The filings describe the city’s shifting course of action since the appeals court ruled in December.
In early January, Adam Swensek, an assistant city attorney, wrote that the fence would be removed “without delay.” He said it could take a few days for the necessary work orders.
Two weeks later, Swensek wrote in an email that the city wanted a judge to say exactly how much of the fence had to be removed. In a telephone call, a judge agreed that only the part of the fence — the part obstructing the sidewalk and street — had to be removed.
Now, according to the filings, the city says the street must be converted to one-way traffic in order to deal with safety concerns.
One filing mocks supposed safety concerns of two-way traffic on Newcomb:
There is nothing in the voluminous record of this case to suggest that anyone had ever complained that the meeting of two cars in the middle of Newcomb Boulevard (an extremely common situation on many, if not most, two-way streets in Uptown New Orleans) posed a safety issue.”

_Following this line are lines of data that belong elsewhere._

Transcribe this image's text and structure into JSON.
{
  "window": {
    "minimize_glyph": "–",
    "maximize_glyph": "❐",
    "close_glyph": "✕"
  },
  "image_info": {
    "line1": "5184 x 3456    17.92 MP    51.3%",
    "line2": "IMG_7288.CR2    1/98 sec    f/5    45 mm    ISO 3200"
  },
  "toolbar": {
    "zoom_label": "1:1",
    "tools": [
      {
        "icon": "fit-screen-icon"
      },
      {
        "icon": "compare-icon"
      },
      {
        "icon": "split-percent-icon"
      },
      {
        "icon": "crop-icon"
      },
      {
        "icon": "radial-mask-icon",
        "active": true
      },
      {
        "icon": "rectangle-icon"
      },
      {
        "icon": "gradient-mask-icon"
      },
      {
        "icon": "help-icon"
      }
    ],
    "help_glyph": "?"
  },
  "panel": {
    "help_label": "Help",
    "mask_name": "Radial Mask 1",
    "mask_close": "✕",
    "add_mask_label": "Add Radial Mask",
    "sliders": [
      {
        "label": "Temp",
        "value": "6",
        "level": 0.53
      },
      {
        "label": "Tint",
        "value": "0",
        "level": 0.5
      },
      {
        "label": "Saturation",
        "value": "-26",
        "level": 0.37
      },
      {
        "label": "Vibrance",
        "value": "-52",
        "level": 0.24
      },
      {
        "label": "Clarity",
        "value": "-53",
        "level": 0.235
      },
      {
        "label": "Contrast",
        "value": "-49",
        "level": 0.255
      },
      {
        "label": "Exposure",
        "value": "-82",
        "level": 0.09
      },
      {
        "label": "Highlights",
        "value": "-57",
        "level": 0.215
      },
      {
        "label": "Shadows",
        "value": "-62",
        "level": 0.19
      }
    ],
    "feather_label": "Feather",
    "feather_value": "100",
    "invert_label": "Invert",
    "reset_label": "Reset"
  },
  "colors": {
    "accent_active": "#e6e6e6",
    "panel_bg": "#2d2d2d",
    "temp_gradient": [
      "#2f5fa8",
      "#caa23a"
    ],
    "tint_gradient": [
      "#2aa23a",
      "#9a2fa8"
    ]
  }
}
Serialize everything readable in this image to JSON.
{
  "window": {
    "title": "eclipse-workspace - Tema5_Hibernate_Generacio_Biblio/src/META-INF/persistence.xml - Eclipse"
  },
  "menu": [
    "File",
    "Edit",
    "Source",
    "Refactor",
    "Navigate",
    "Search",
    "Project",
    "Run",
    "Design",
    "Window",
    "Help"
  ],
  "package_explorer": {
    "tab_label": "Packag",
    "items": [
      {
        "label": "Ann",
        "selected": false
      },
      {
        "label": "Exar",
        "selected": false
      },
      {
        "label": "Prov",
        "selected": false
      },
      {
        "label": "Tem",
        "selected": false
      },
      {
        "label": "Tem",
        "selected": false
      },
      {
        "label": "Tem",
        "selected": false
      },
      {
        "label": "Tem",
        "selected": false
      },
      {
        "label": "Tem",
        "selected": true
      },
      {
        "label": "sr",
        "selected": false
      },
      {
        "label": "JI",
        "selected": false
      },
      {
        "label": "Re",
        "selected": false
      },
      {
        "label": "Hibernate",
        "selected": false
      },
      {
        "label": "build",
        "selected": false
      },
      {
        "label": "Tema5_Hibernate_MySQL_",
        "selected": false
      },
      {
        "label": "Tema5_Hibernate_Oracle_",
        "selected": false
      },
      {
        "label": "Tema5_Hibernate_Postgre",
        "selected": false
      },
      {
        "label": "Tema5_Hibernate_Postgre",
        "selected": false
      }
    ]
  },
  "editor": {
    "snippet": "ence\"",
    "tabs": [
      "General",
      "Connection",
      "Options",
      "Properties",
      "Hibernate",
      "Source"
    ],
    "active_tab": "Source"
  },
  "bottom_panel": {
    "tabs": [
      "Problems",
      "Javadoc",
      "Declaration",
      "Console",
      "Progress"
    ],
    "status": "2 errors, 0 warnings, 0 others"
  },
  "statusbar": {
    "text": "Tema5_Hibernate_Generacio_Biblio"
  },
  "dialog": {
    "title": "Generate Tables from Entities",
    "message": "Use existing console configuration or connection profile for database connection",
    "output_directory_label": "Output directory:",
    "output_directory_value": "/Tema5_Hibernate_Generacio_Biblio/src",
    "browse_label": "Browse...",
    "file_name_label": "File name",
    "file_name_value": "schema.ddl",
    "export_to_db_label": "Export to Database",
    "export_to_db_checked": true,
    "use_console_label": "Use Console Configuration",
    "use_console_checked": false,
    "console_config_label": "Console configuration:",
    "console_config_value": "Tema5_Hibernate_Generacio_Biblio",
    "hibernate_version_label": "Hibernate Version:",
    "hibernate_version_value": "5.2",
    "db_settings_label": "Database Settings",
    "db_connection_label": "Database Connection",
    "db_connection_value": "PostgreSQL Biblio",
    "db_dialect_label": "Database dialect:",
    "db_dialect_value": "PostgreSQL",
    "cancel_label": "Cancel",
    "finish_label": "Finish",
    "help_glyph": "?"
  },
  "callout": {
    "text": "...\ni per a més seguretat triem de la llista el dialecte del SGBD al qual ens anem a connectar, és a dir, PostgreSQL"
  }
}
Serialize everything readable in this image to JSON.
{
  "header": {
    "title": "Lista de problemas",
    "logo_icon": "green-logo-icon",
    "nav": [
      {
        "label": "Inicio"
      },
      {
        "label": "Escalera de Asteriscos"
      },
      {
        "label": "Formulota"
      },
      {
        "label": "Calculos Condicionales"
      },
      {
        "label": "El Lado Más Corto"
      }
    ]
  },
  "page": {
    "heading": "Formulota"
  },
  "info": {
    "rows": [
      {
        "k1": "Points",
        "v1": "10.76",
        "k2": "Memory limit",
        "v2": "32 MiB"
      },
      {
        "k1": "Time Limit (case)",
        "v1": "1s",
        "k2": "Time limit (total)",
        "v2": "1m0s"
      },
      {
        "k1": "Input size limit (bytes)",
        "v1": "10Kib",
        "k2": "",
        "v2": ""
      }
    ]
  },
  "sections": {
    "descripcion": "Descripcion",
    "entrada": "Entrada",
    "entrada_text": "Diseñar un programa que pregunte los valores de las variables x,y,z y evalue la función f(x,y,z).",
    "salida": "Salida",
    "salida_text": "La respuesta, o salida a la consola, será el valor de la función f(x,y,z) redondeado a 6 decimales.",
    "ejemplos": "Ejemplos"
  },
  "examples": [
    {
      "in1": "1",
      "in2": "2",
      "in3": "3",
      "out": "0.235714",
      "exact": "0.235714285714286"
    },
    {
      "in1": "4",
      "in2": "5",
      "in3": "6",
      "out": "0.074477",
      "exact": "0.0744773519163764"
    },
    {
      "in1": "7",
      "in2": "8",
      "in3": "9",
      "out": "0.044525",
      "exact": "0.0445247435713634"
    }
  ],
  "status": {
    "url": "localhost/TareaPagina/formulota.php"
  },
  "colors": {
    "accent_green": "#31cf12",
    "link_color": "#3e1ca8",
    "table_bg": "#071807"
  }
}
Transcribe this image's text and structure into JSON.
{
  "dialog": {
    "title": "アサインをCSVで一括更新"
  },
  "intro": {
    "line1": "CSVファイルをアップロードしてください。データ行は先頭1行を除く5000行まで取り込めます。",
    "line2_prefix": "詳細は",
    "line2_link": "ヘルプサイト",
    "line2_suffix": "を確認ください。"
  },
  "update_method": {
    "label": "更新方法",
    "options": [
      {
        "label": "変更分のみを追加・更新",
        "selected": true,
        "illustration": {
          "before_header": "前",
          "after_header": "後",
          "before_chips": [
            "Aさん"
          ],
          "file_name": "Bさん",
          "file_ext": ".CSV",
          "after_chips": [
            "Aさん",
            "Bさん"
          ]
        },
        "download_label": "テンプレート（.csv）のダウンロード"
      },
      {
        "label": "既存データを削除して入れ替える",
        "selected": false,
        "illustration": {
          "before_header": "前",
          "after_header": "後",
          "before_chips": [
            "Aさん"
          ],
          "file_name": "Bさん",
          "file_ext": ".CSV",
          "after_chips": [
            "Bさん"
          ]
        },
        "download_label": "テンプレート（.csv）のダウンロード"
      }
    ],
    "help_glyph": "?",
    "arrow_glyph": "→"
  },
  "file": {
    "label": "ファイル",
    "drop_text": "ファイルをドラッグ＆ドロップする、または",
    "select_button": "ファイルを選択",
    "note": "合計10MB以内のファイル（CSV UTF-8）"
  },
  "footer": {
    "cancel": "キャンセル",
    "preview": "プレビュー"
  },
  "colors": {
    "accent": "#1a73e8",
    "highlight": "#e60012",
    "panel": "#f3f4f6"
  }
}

In response to The Lens’ question about why the fence remains, city spokesman Tyler Gamble responded with the following statement, attributed to City Attorney Sharonda Williams: “The City is working with the Court and the parties to move forward with the removal of the fence and to ensure the intersection and adjacent streets remain safe for drivers.”
The city didn’t respond to The Lens’ request about Tuesday’s filings.
The fence has been the subject of a seven-year court fight. Even after the initial ruling, its removal has been on hold pending negotiations to allow the neighborhood association to buy the street.
Throughout the process, the city has been conscious of saving its own money, as well as that of Newcomb residents, many of whose properties are valued in the high six figures, according to the Orleans Parish Assessor’s Office.
In asking the plaintiffs to agree to delay the fence removal, Swensek wrote in July 2013 that the neighborhood association probably would want to keep the fence if it were to buy the street.
Such a delay would “avoid needless expense by the city and … spare the Newcomb residents the cost of reconstructing the existing fence,” Swensek wrote.